In celebration of the city of Binghamton’s central role in the development of avant-garde cinema in the 20th century, the Art Mission & Theater in Downtown Binghamton, in collaboration with Santino DeAngelo, ‘13, and Martin Murray, ‘14, of art collective FancyBoys Creative, hosted the Binghamton Babylon Film Festival.
The five-day festival commenced on Wednesday, Oct. 12, with a keynote address from Scott MacDonald, a cinematic historian and the author of the book “Binghamton Babylon: Voices from the Cinema Department 1967-1977.” This book inspired Santino DeAngelo, an master’s in fine arts candidate at Columbia University, to start the film festival.
“I was riding the subway one evening when I saw this man reading a book,” DeAngelo said. “And being from the area, I had no idea what it was about. So I asked the man, and once he told me all about it, I decided that we had to hold a film festival about it. We just had to.”
DeAngelo then contacted MacDonald, who agreed to come in to kick it off, and with the help of the staff of the Art Mission & Theater, they got to planning the festival.
Avant-garde cinema, also called experimental film, refers to films that don’t follow the traditional narrative cinematic technique. Rebecca Sheriff, the director of the Art Mission & Theater, explained that avant-garde was chosen as the genre for the festival because of the unique role that Binghamton has had in creating such films.
“I don’t think a lot of people are aware that the university at that time had a big influence on where avant-garde actually ended up going today,” Sheriff said.
Over the next three days, there were screenings of some of newest avant-garde films. Films from all over, as well as outside of the country were shown, including some from Los Angeles, Brazil and the city of Binghamton. The genres were diverse, varying from comedy, to science fiction and heart-warming takes on growing up.
Twenty-seven films were selected for the festival in all, each ranging in length from three to 15 minutes. Screenings took place in five hour-long blocks, with 10-minute breaks in between.
This was the first year of the Binghamton Babylon Film Festival, but Sheriff confirms that it will be held again next fall.

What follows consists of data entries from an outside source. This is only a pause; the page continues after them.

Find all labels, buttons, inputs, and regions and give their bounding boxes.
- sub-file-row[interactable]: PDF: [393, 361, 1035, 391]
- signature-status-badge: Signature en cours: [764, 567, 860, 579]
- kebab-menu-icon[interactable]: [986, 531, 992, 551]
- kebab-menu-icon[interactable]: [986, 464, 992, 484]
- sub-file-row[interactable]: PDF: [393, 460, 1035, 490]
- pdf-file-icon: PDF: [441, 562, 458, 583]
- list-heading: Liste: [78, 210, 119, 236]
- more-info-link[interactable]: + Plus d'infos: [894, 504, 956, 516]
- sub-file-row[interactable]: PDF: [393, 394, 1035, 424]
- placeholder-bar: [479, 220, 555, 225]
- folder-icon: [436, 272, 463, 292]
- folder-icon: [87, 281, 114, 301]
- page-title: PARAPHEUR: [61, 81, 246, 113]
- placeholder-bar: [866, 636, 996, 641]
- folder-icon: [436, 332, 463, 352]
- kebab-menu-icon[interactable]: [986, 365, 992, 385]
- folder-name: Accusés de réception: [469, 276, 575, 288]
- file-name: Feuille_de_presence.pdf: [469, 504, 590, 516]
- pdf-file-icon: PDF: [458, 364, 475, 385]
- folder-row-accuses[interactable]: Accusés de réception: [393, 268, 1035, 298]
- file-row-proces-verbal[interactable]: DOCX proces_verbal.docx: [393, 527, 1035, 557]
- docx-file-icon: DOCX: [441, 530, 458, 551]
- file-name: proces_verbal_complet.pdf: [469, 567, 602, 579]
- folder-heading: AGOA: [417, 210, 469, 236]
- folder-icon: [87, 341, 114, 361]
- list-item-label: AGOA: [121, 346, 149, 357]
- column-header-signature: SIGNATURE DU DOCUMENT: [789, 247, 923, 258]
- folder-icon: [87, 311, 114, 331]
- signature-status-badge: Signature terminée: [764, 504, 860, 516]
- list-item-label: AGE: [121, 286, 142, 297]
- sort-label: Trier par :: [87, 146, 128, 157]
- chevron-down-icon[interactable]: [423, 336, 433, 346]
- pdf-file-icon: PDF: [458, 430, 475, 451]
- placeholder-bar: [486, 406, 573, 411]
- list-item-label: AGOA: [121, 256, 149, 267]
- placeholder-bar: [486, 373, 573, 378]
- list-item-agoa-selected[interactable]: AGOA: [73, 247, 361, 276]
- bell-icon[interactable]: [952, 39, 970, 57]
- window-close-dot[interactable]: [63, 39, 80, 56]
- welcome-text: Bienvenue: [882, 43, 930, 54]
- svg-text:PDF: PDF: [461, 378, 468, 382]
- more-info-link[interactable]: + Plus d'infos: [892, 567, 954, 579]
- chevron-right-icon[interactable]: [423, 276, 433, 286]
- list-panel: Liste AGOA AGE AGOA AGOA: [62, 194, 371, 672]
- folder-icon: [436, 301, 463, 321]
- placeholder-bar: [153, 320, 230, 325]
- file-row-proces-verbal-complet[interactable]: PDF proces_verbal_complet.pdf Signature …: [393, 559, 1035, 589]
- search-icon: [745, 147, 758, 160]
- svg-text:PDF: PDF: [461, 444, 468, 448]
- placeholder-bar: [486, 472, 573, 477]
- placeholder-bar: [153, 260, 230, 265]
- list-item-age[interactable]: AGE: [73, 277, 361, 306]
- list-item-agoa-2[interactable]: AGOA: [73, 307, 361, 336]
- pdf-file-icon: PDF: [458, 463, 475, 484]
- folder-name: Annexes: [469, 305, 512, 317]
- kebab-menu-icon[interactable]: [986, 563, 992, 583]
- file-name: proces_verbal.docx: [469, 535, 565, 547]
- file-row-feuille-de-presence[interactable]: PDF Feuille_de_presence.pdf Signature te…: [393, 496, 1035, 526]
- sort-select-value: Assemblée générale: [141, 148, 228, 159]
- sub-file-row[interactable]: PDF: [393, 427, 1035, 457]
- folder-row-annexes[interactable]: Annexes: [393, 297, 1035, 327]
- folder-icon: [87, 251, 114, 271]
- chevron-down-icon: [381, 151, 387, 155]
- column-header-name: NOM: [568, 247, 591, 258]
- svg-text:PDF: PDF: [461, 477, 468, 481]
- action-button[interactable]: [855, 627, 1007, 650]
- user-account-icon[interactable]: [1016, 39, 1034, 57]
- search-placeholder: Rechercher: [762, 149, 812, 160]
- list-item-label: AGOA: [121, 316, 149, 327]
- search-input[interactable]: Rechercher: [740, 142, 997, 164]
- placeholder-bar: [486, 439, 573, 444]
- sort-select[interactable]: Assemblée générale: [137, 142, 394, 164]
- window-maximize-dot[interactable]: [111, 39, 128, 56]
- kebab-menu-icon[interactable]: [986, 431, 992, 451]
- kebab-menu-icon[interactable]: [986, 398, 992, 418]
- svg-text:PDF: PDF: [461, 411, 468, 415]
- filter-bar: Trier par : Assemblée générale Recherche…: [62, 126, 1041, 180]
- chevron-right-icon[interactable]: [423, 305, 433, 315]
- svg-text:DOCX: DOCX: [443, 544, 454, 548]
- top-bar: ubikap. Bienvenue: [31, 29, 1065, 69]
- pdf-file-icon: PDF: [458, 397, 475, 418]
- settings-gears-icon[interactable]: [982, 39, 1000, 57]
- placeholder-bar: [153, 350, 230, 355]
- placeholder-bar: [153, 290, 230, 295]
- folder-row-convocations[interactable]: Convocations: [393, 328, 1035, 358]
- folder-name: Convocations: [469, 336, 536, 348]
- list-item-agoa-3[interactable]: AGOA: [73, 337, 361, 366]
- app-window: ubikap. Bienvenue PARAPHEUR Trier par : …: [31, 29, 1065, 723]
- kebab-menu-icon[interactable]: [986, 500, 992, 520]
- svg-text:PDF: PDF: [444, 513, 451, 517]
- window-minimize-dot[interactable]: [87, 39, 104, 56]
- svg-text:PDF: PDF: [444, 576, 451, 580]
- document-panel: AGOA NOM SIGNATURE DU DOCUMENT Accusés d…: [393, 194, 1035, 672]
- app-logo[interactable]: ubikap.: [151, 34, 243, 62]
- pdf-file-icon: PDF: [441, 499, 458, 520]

“Next year it’s going to be an even bigger festival,” Sheriff said. “We’re going to start accepting submissions in January, so there’ll be a lot more time to work on things for that.”
DeAngelo shared that he was pleased with the positive reactions he had been getting from festival-goers.
“There was a woman who came up to me right after the screenings ended the other day and we got talking about the films for a whole half-hour,” DeAngelo said. “She loved it.”
The film festival exposes viewers to films different than the ones that they are used to, and this helps them not only watch something different but also expand their horizons.
“My hopes for this weekend are just to get people acquainted with this festival, get people acquainted with the Art Mission Theatre and come in and learn a little bit more about filmmaking and understand movies kind of a little bit differently than you would if you were just going to a Regal …” Sheriff said.
The festival concluded on Sunday with the Rod Serling Film Festival.